Doctor Gul Dolen defines synapse-opathies as disease where the synapse is the part of the brain that is disrupted. Fragile X and autism are examples.

A synapse-opathy is a disease where the synapse is the part of the brain that is disrupted. Synapses are the place where neurons communicate with one another. They are microscopic junctions where neurotransmitters are released from one neuron’s axon and the post-synaptic neuron’s dendrites have these small protrusions called synaptic spines, and they are the receiving half of the synapse. Those synapses have receptors, and those receptors receive and transmit the chemical signals, the neurotransmitters. Those synapses are thought to be the unit of mass signal across neurons. So a synapse-opathy is a disease that affects those synapses, and we’ve defined Fragile X and autism as synapse-opathies because we’ve known for a number of years that patients with mental retardation and autism have disruptions in those dendritic spines and so they look different, there are more of them, in some cases there are less of them, in some cases they are longer and skinnier, in some cases they are shorter and fatter.
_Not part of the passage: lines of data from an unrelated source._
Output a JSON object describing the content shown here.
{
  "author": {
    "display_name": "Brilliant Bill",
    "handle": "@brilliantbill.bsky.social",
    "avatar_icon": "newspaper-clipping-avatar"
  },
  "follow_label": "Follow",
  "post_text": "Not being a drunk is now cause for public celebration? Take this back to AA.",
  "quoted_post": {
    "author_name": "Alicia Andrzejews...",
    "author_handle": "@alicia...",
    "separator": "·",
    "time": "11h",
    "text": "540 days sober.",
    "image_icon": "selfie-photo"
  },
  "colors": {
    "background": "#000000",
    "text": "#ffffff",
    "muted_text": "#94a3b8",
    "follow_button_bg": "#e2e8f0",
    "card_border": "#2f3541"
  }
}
In fact we think that plasticity of those synapses is what’s accounting for Fragile X and autism and that it serves as a way to think about the diseases rather than, for example, Parkinson’s disease. We think of it as primarily a disease of the dopamine neurons in a very specific part of the brain, whereas autism seems to affect the whole brain. There isn’t one specific brain region that is by itself involved. But synapses exist across the whole brain and so if the unit of disruption is the synapse, we call it a synapse-opathy.